In this article, Alan Pelez-Sharpe of CMSWatch.com contends that as many as 90% of documents that Enterprises hold are worthless and that it’s more productive to focus on the 10% that have an actual value to the business rather than trying to hold everything as though it has equivalent value.
Alan proposes that the term ‘asset’ as used in Digital Asset Management is better because it implies that the files have a tangible value (rather than ‘document’ which could mean anything):
“There is something to learned here in the document world. For years I have advised clients that they should only focus time and money on business-critical documents, and point out to them that the vast majority of electronic documents sitting on their current system are junk, outdated, or in some other way redundant. Though far from scientific, those firms that have analyzed such situations typically report that 10% or less of the documents within their systems are actually of any value to the business.” [Read More]

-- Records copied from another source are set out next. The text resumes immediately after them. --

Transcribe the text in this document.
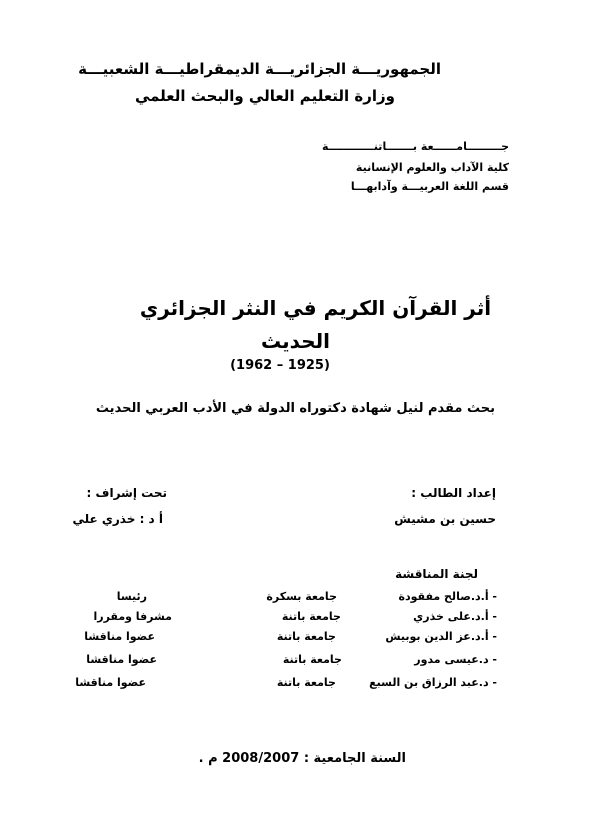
الجمهوريـــة الجزائريـــة الديمقراطيـــة الشعبيـــة
وزارة التعليم العالي والبحث العلمي
جـــــــــامــــــعة بـــــــاتنــــــــــــة
كلية الآداب والعلوم الإنسانية
قسم اللغة العربيـــة وآدابهـــا
أثر القرآن الكريم في النثر الجزائري
الحديث
(1925 – 1962)
بحث مقدم لنيل شهادة دكتوراه الدولة في الأدب العربي الحديث
إعداد الطالب :
حسين بن مشيش
تحت إشراف :
أ د : خذري علي
لجنة المناقشة
- أ.د.صالح مفقودة
جامعة بسكرة
رئيسا
- أ.د.على خذري
جامعة باتنة
مشرفا ومقررا
- أ.د.عز الدين بوبيش
جامعة باتنة
عضوا مناقشا
- د.عيسى مدور
جامعة باتنة
عضوا مناقشا
- د.عبد الرزاق بن السبع
جامعة باتنة
عضوا مناقشا
السنة الجامعية : 2008/2007 م .
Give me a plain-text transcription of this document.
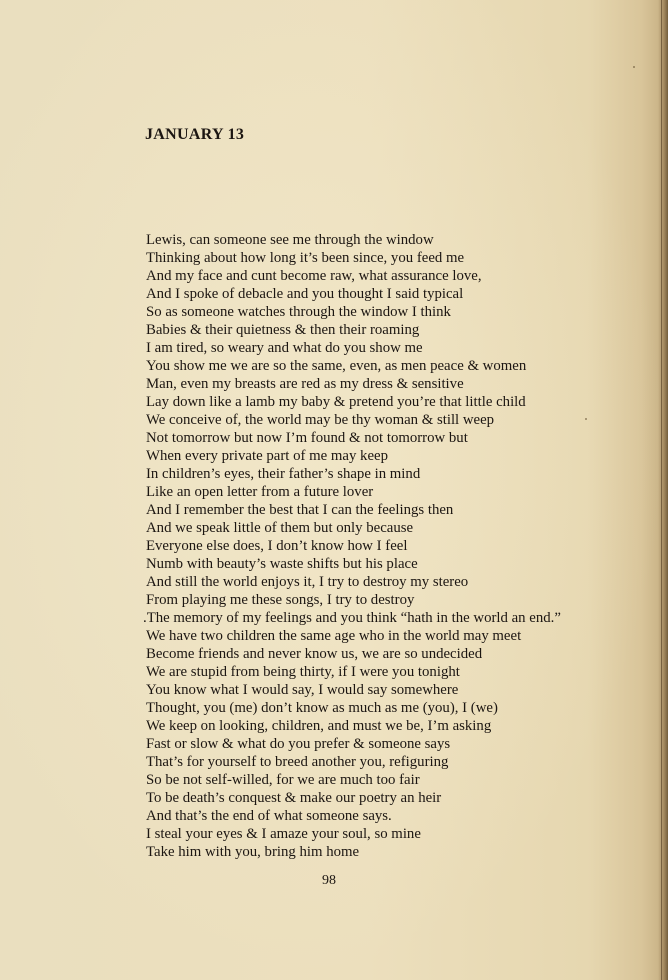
JANUARY 13
Lewis, can someone see me through the window
Thinking about how long it’s been since, you feed me
And my face and cunt become raw, what assurance love,
And I spoke of debacle and you thought I said typical
So as someone watches through the window I think
Babies & their quietness & then their roaming
I am tired, so weary and what do you show me
You show me we are so the same, even, as men peace & women
Man, even my breasts are red as my dress & sensitive
Lay down like a lamb my baby & pretend you’re that little child
We conceive of, the world may be thy woman & still weep
Not tomorrow but now I’m found & not tomorrow but
When every private part of me may keep
In children’s eyes, their father’s shape in mind
Like an open letter from a future lover
And I remember the best that I can the feelings then
And we speak little of them but only because
Everyone else does, I don’t know how I feel
Numb with beauty’s waste shifts but his place
And still the world enjoys it, I try to destroy my stereo
From playing me these songs, I try to destroy
.The memory of my feelings and you think “hath in the world an end.”
We have two children the same age who in the world may meet
Become friends and never know us, we are so undecided
We are stupid from being thirty, if I were you tonight
You know what I would say, I would say somewhere
Thought, you (me) don’t know as much as me (you), I (we)
We keep on looking, children, and must we be, I’m asking
Fast or slow & what do you prefer & someone says
That’s for yourself to breed another you, refiguring
So be not self-willed, for we are much too fair
To be death’s conquest & make our poetry an heir
And that’s the end of what someone says.
I steal your eyes & I amaze your soul, so mine
Take him with you, bring him home
98
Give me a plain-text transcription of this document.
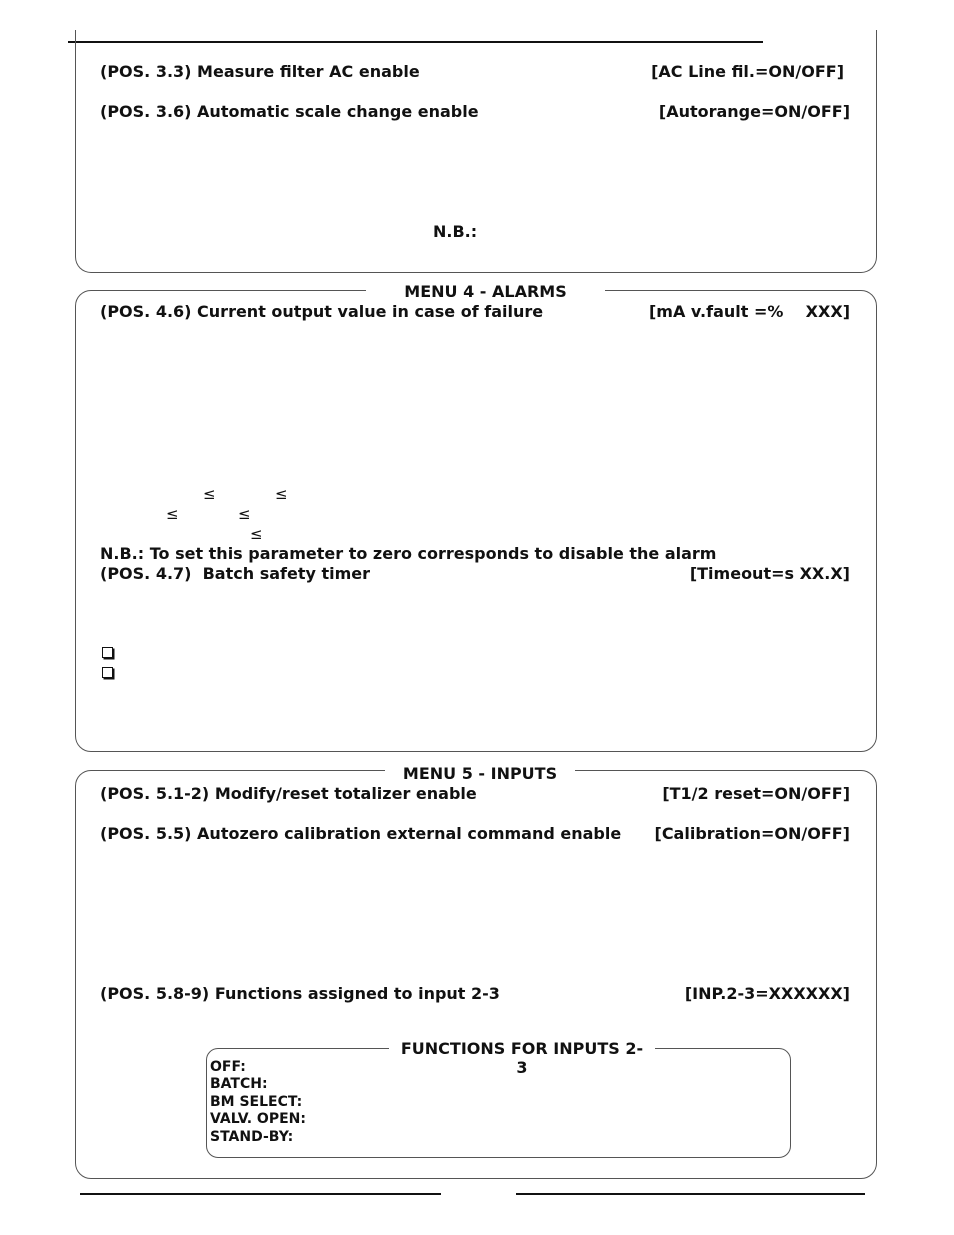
(POS. 3.3) Measure filter AC enable	[AC Line fil.=ON/OFF]
(POS. 3.6) Automatic scale change enable	[Autorange=ON/OFF]
N.B.:
MENU 4 - ALARMS
(POS. 4.6) Current output value in case of failure	[mA v.fault =%    XXX]
≤	≤
≤	≤
≤
N.B.: To set this parameter to zero corresponds to disable the alarm
(POS. 4.7)  Batch safety timer	[Timeout=s XX.X]
MENU 5 - INPUTS
(POS. 5.1-2) Modify/reset totalizer enable	[T1/2 reset=ON/OFF]
(POS. 5.5) Autozero calibration external command enable [Calibration=ON/OFF]
(POS. 5.8-9) Functions assigned to input 2-3	[INP.2-3=XXXXXX]
FUNCTIONS FOR INPUTS 2-3
OFF:
BATCH:
BM SELECT:
VALV. OPEN:
STAND-BY:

While Alan makes a worthwhile point, how many times have you seen some less than valuable assets like a member of staff’s holiday photos on your DAM system (or those of your clients if you are a consultant or vendor – especially when migrating legacy DAMs)? Also, the main problem with the 10% theory is that often it isn’t possible to know what 10% specifically has value as it might change given a combination of factors or events. For example, an innocuous looking document like a draft version can quickly acquire a lot of significance in the event of a legal dispute even if it seems relatively worthless shortly after being superseded by an update.